DiCaprio'nun trajikomik yorum seviyelerine ulaştığı ve ruh üzerinde sismik etkiler yarattığı büyüleyici bir film daha. Soruşturma Edward Daniels'a (DiCaprio) emanet edilir ve onu, bir kadının tuhaf koşullar altında ortadan kaybolduğu bir psikiyatri hastanesine götürür. Son sahnelerde Edward inanılmaz derecede rahatsız edici bir delilik görüntüsüne dikkat çekiyor.
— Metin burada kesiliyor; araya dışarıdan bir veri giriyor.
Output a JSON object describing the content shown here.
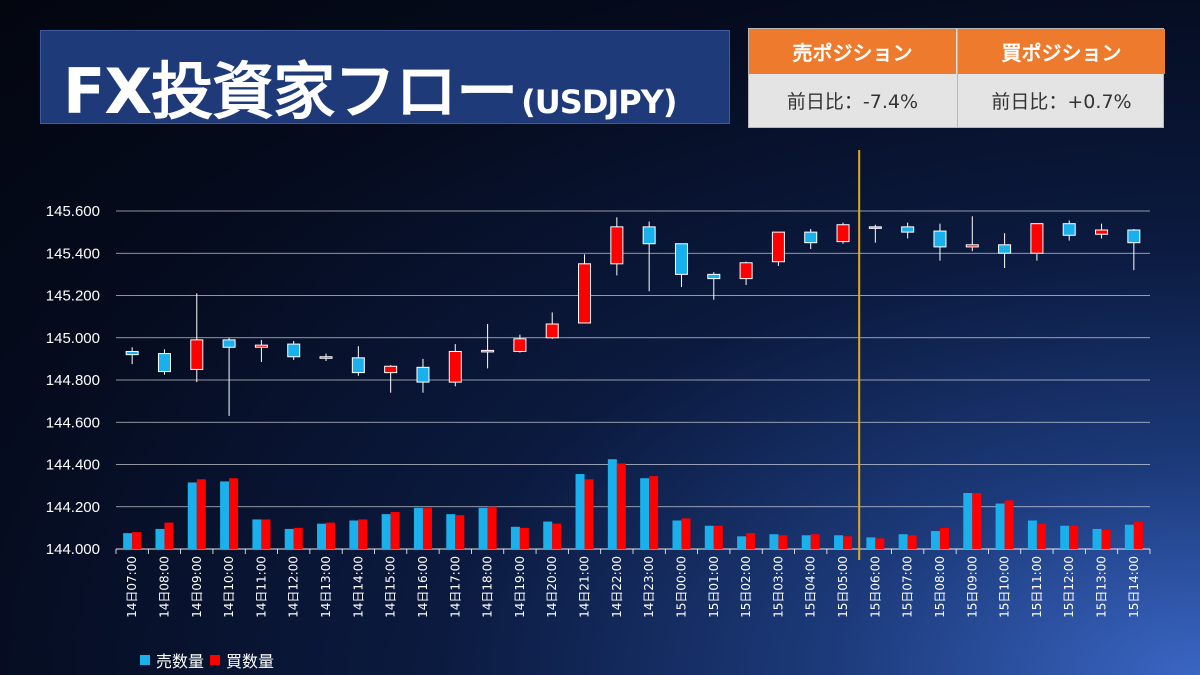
{
  "header": {
    "title_main": "FX投資家フロー",
    "title_sub": "(USDJPY)"
  },
  "positions": {
    "sell": {
      "label": "売ポジション",
      "value": "前日比：-7.4%"
    },
    "buy": {
      "label": "買ポジション",
      "value": "前日比：+0.7%"
    }
  },
  "colors": {
    "sell": "#1ab0ec",
    "buy": "#ff0000",
    "marker": "#e6a817",
    "grid": "#ffffff",
    "header_accent": "#ee7b2d"
  },
  "chart_data": {
    "type": "candlestick+bar",
    "ylim": [
      144.0,
      145.6
    ],
    "yticks": [
      "144.000",
      "144.200",
      "144.400",
      "144.600",
      "144.800",
      "145.000",
      "145.200",
      "145.400",
      "145.600"
    ],
    "categories": [
      "14日07:00",
      "14日08:00",
      "14日09:00",
      "14日10:00",
      "14日11:00",
      "14日12:00",
      "14日13:00",
      "14日14:00",
      "14日15:00",
      "14日16:00",
      "14日17:00",
      "14日18:00",
      "14日19:00",
      "14日20:00",
      "14日21:00",
      "14日22:00",
      "14日23:00",
      "15日00:00",
      "15日01:00",
      "15日02:00",
      "15日03:00",
      "15日04:00",
      "15日05:00",
      "15日06:00",
      "15日07:00",
      "15日08:00",
      "15日09:00",
      "15日10:00",
      "15日11:00",
      "15日12:00",
      "15日13:00",
      "15日14:00"
    ],
    "candles": [
      {
        "o": 144.935,
        "h": 144.955,
        "l": 144.875,
        "c": 144.92
      },
      {
        "o": 144.925,
        "h": 144.945,
        "l": 144.825,
        "c": 144.84
      },
      {
        "o": 144.85,
        "h": 145.21,
        "l": 144.79,
        "c": 144.99
      },
      {
        "o": 144.99,
        "h": 145.0,
        "l": 144.63,
        "c": 144.955
      },
      {
        "o": 144.955,
        "h": 144.99,
        "l": 144.885,
        "c": 144.965
      },
      {
        "o": 144.97,
        "h": 144.985,
        "l": 144.895,
        "c": 144.91
      },
      {
        "o": 144.91,
        "h": 144.925,
        "l": 144.89,
        "c": 144.91
      },
      {
        "o": 144.905,
        "h": 144.96,
        "l": 144.82,
        "c": 144.835
      },
      {
        "o": 144.835,
        "h": 144.87,
        "l": 144.74,
        "c": 144.865
      },
      {
        "o": 144.86,
        "h": 144.9,
        "l": 144.74,
        "c": 144.79
      },
      {
        "o": 144.79,
        "h": 144.97,
        "l": 144.77,
        "c": 144.935
      },
      {
        "o": 144.94,
        "h": 145.065,
        "l": 144.855,
        "c": 144.94
      },
      {
        "o": 144.935,
        "h": 145.015,
        "l": 144.93,
        "c": 144.995
      },
      {
        "o": 145.0,
        "h": 145.12,
        "l": 144.995,
        "c": 145.065
      },
      {
        "o": 145.07,
        "h": 145.395,
        "l": 145.07,
        "c": 145.35
      },
      {
        "o": 145.35,
        "h": 145.57,
        "l": 145.295,
        "c": 145.525
      },
      {
        "o": 145.525,
        "h": 145.55,
        "l": 145.22,
        "c": 145.445
      },
      {
        "o": 145.445,
        "h": 145.445,
        "l": 145.24,
        "c": 145.3
      },
      {
        "o": 145.3,
        "h": 145.31,
        "l": 145.18,
        "c": 145.28
      },
      {
        "o": 145.28,
        "h": 145.36,
        "l": 145.25,
        "c": 145.355
      },
      {
        "o": 145.36,
        "h": 145.5,
        "l": 145.34,
        "c": 145.5
      },
      {
        "o": 145.5,
        "h": 145.515,
        "l": 145.42,
        "c": 145.45
      },
      {
        "o": 145.455,
        "h": 145.545,
        "l": 145.445,
        "c": 145.535
      },
      {
        "o": 145.525,
        "h": 145.535,
        "l": 145.45,
        "c": 145.52
      },
      {
        "o": 145.525,
        "h": 145.545,
        "l": 145.47,
        "c": 145.5
      },
      {
        "o": 145.505,
        "h": 145.54,
        "l": 145.365,
        "c": 145.43
      },
      {
        "o": 145.43,
        "h": 145.575,
        "l": 145.41,
        "c": 145.44
      },
      {
        "o": 145.44,
        "h": 145.495,
        "l": 145.33,
        "c": 145.4
      },
      {
        "o": 145.4,
        "h": 145.54,
        "l": 145.365,
        "c": 145.54
      },
      {
        "o": 145.54,
        "h": 145.555,
        "l": 145.46,
        "c": 145.485
      },
      {
        "o": 145.49,
        "h": 145.54,
        "l": 145.47,
        "c": 145.51
      },
      {
        "o": 145.51,
        "h": 145.515,
        "l": 145.32,
        "c": 145.45
      }
    ],
    "series": [
      {
        "name": "売数量",
        "values": [
          144.075,
          144.095,
          144.315,
          144.32,
          144.14,
          144.095,
          144.12,
          144.135,
          144.165,
          144.195,
          144.165,
          144.195,
          144.105,
          144.13,
          144.355,
          144.425,
          144.335,
          144.135,
          144.11,
          144.06,
          144.07,
          144.065,
          144.065,
          144.055,
          144.07,
          144.085,
          144.265,
          144.215,
          144.135,
          144.11,
          144.095,
          144.115
        ]
      },
      {
        "name": "買数量",
        "values": [
          144.08,
          144.125,
          144.33,
          144.335,
          144.14,
          144.1,
          144.125,
          144.14,
          144.175,
          144.195,
          144.16,
          144.2,
          144.1,
          144.12,
          144.33,
          144.405,
          144.345,
          144.145,
          144.11,
          144.075,
          144.065,
          144.07,
          144.06,
          144.05,
          144.065,
          144.1,
          144.265,
          144.23,
          144.12,
          144.11,
          144.09,
          144.13
        ]
      }
    ],
    "marker_after_category": "15日05:00",
    "legend_position": "bottom-left",
    "grid": true
  }
}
Gerçeklik ve kurgu yaşanabilecek mekânlar olarak yaşanabilecek talihsizliklerden kurtulmanın en uygun yoludur. Dünyamızda tüm öznelliğe bağımlı olarak yaşama gerçeği, hiçbir şeyin sonunda hayal ettiğimizden daha doğru olmadığını ortaya çıkarma niyetini bize aşılıyor.

Bu hikayenin kahramanlarının yaşamak zorunda olduğu sarp durumlara işaret eden, boğazlar ve uçurumlar arasındaki psikiyatri hastanesinin konumuyla korkunç bir manzara. Kayıp kadın etrafında bizi bir tür psişik arınma arayışında olan rüya gibi bir düşünceye götüren manyetik bir araştırma. Daha karanlık, iklim açısından fırtınalı ve aynı zamanda da tedirgin edici bir ortam, aralanan birkaç ışık boşluğu, soruşturmada asla aranmayan gerçeğe işaret ediyor.

Taksi şoförü

BU PLATFORMLARDAN HERHANGİ BİRİNDE MEVCUTTUR:

Robert De Niro'nun, Scorsese'nin içimizde neredeyse varoluşsal bir gerilim uyandırmaktan çok hoşlandığı ikiliği tanımladığı bir zaman vardı. Eski güzel Niro'nun bakışlarındaki dönüş dışında başka bir etkiye ihtiyaç duymadan kararan dost canlısı bir yüz.

Görev başındaki psikopatla empatide çıldırtıcı bir gerilim var. Çünkü belki de Scorsese'nin bu filmdeki fikri, deliye benzemesidir. Ancak, yanmaktan kurtulmak için bir hedef belirlenebildiğinde, dünya ile olası uzlaşmalara işaret eden bir fikir de var.

Fahişelik yapan bir kız olan Iris, Travis Bickle'ın (De Niro) tek dayanağıdır çünkü kendisine her şeyi borçlu olan bir dünyanın yaklaşımına kendini tamamen vermemiştir. Bir savaş gazisi olan Travis, taksisinden New York'un gölgesinde yaşayan, ancak kendi kendini yok etmeyle sonuçlanabilecek travmalarının üstesinden gelmeye çalışıyor. Sadece o çalınmış saflık ve masumiyetin hedefi olarak görünür. Travis kendini kaybettiğini biliyor ama Iris'in gençliği onu bir şansı olabileceğine ikna ediyor.

Travis'in anti-kahraman kısmı kolayca siyasetle popüler bir yüzleşme olarak kabul edilebilir. Kahraman kısmı, suçlarına rağmen Iris'i savunmak için ortaya çıkıyor. Sonuç, ahlakın gergin ipinde, sistem karşıtı ile erdemli arasında bir amblem olarak zamanı sabitleyebilen karakterdir.

5 / 5 - (8 oy)

"Martin Scorsese'nin en iyi 2 filmi" üzerine 3 yorum

Yorum yapın

Bu site spam'i azaltmak için Akismet'i kullanıyor. Yorum verilerinizin nasıl işlendiğini öğrenin.